Design for restartability from the beginning. Each document should have a processing status: not started, in progress, completed, failed. The pipeline should record which documents have been fully processed and which haven't. On restart, it should skip completed documents and resume from the first incomplete one. Checkpointing within a document -- if a single document requires multiple LLM calls, record which chunks have been processed -- can help for very long documents, though the document is usually the right granularity. The progress store should be persistent and survive process restarts. This isn't glamorous work. It's the difference between a pipeline you can run once as a demo and a pipeline you can run every week as part of your workflow.

Design Principles¶

The concepts above translate directly into four implementation commitments.

Dedup-on-write. Identity resolution and synonym detection happen incrementally as each entity is written; there is no global deduplication pass over the corpus. Papers can be ingested concurrently.

Per-paper atomicity. Each paper moves through stages independently. A failure at any stage leaves the paper at its last committed status; the next available worker picks it up and retries. No paper's failure affects any other.

Durable checkpoints. Raw fetched text and raw LLM extraction output are stored durably before any graph writes. A schema change, extraction bug, or infrastructure failure can be recovered from without re-fetching or re-paying LLM costs.

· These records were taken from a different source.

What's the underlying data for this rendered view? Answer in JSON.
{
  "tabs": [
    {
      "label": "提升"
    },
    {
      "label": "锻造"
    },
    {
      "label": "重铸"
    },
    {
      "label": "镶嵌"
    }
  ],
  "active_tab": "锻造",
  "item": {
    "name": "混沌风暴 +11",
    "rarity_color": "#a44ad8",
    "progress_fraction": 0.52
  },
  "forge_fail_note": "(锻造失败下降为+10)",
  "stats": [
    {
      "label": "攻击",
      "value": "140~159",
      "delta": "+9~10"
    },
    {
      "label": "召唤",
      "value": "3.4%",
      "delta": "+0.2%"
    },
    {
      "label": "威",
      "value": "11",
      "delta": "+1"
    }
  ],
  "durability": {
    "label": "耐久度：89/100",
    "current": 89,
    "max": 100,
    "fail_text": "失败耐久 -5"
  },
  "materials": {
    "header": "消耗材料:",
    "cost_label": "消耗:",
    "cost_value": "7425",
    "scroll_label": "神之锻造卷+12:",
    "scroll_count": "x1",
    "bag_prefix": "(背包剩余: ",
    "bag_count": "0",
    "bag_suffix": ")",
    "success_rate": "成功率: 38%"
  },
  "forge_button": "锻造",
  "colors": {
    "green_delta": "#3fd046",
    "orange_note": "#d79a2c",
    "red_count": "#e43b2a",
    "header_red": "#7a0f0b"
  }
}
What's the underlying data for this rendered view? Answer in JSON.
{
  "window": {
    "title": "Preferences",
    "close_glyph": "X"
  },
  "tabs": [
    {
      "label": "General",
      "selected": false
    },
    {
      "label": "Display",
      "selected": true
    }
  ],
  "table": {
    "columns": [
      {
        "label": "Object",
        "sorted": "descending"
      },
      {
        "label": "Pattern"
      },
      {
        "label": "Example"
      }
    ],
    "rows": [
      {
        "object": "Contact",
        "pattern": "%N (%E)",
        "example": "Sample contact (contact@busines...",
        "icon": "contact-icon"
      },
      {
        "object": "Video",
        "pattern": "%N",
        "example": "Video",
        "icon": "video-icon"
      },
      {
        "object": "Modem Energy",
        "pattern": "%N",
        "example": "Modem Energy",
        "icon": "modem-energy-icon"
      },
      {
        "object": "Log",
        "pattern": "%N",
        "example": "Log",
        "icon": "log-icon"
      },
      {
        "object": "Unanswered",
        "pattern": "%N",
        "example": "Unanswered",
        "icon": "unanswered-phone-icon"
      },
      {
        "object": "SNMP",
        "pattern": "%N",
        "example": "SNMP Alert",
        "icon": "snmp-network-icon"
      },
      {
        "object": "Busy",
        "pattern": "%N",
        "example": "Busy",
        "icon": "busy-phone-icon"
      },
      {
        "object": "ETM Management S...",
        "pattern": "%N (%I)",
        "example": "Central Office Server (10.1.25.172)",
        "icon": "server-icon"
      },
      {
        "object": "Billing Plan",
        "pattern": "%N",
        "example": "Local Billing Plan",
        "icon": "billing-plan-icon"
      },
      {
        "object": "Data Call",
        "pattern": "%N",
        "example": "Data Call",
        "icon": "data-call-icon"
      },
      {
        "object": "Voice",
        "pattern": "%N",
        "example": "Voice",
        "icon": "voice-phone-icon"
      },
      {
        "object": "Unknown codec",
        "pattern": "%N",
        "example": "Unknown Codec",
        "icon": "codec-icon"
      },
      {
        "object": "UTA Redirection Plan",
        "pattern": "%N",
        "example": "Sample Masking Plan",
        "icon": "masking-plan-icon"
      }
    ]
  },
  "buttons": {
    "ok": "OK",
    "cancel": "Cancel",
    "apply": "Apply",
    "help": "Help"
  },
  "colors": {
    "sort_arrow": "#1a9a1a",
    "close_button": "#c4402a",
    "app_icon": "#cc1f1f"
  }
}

Shared pipeline code. The MCP tool and the batch runner call the same stage functions. There is no separate implementation for interactive versus batch use.

Work Queue, Artifact Files, and Reference Implementation¶

The medlit implementation uses Postgres as a work queue (via SKIP LOCKED for distributed job claiming), per-paper artifact files for durability and retraction support, and a shared set of pipeline functions used by both the batch CLI and the MCP tool. The full SQL schema, shell invocations, Python snippets, and extraction output JSON format are in Appendix A.